Here's a bit of good news. Yesterday, Ontario premier Dalton McGuinty told Ottawa business leaders that he's considering axing an increase in the minimum wage scheduled for 2010.
The minimum wage will rise as scheduled this Tuesday, by 75 cents to $9.50 an hour. The 2010 increase would raise the minimum wage another 75 cents, to $10 an hour.
The Toronto Star reports today in a front-page story that McGuinty explained his dilemma by saying, "Like all prudent business managers we have to take into account ... what's happening to the economy as a whole."
I agrees. Governments must be especially frugal about using their power to legislate contracts between private, independent parties.
When the economy is going well, yes, let’s share some with the young people and the recent immigrants, who are the most common beneficiaries of minimum-wage legislation. But when the economy is tanking and bankruptcy rates rising, why would any sane government load any more burdens on the small businesses and marginal retailers who are the most common employers of minimum-wage workers?
Look at the history. Minimum wage rose by 75 cents to $8.75 just a year ago. That’s a 9.4% increase. I wish someone would legislate me a 9.4% raise.

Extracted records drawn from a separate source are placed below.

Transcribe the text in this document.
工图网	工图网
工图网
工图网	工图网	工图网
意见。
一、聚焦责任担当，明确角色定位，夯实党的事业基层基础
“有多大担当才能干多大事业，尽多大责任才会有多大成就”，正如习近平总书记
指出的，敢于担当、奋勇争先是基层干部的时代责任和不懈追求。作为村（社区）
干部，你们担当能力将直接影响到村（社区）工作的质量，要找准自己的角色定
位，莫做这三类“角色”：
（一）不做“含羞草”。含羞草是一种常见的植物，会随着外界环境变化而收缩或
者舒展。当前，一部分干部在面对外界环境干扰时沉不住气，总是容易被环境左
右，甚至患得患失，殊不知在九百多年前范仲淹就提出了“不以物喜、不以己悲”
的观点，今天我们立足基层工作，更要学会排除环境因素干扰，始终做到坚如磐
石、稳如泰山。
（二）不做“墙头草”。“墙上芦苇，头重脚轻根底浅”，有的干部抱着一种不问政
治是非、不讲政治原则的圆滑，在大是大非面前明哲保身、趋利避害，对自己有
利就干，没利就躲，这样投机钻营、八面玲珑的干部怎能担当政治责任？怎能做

The three annual increases announced a year ago amount to a 35% increase in two years – a ridiculous burden for employers in good times, and economic suicide in times like these.
Kudos to the government for reconsidering. There is nothing wrong with admitting a mistake.
I am particularly disappointed with the response of Progressive Conservative MPP Tim Hudak, who used this welcome acknowledgment of uncertainty to score cheap political points. Hudak, considered the front-runner in the current PC leadership campaign, called McGuinty's statements "a broken promise," according to the Star. "Page 38 of the Ontario budget papers talks about the minimum wage increase, and now, less than a day later, they're backing away."
If Hudak wants to head a common sense, pro-business party, why not welcome the review? If he needs to be negative, Hudak could have pointed out the insanity of a 35% increase in two years. But to make it so hard for a government ever to admit it might be wrong is a mistake, a disservice to voters and taxpayers.
I will leave it to the neo-cons to explain why every increase in the minimum wage is a blow against the poor. I will only point out that if grown adults with marketable skills are still working for minimum wage, there is something seriously wrong. And we should not be redistributing funds from hard-pressed, innovative entrepreneurs to encourage those underachievers.
I think the point of Hudak's comments are to keep the spotlight on Dalton McGuinty's broken promises. The story is about Dalton, not Hudak. Here is the point:
If there is something in the 2009 Budget (like the minimum wage increase) that is now "under review" as McGuinty says - what else is the 2009 Budget is under review? Perhaps the budget's proposed business tax cuts, personal income tax cuts, maybe the Sales Tax Harmonization rebate cheques....who knows what is now on the table to "be reviewed". That's the point - you can't trust Dalton McGuinty.
I love your blog, but paragraphs 6 and 7 generalize this issue to a degree that I don't think is appropriate.
Percentages don't do this justice. Someone would have to work full time at minimum wage to have a $1500 a year increase in gross earnings. I don't know how many folks in ON are working full time for minimum wage but given the current climate, I would expect that number to have declined recently.
We would all like a 9 and a half percent raise, but can we agree that 9% for someone making $65K is a whole different world (in terms of real $ in pocket) than someone working part time hours for min. wage.
What would be great to see from any politico's that make a decision like this (and I do agree this is probably the prudent move to make) is a statistic that says, "...look, the cost of living in 2009 is going down. Things cost less and as such, legislating an increase in wages does not make sense. We'll put this back on the table when inflation and the cost of living are back on the rise."
Thanks Rick, and keep up the great work.
Good comments, here is another angle. Many people working for minimum wage are legal migrant workers in the agricultural sector who repatriate their earnings to their country of residence.
As far as I am aware, Canada's migrant worker scheme is well administered and benefits local farmers who cannot get Canadians to do the work and the migrant workers, who frequently earn more in 6 months than they can is several years in their own countries.
Farmers are being subjected to increasing pressure to keep food costs down despite huge increases in input costs, especially fertiliser.
Postponing the minimum wage increase will have a positive effect for farmers without a reduction in migrant workers earnings.(And may even preserve some of their jobs).At the same time as keeping more money in Canada to be used for local spending.
Thanks for your comments. Yesterday Mr. McGuinty backed down and apologized for even considering rolling back the promised increase.
Well, at least we'll still be able to enjoy the harmonized tax.
Another example of how percentages can be deceptive: the 20%+ expansion represented in this year's "sunshine list". (Thank heavens for the public sector -- we'll always have those jobs. At least as long as taxpayers keep footing the bill.)
There are adults with families with marketable skills still earning minimum wage. People earning more than minimum wage should be quiet. High minimum wage laws is the difference between why ontario is one of the best place in the world to work and raise a family as opposed to third world nations like Mexico. The rich make too much and should be punished by the power of the masses.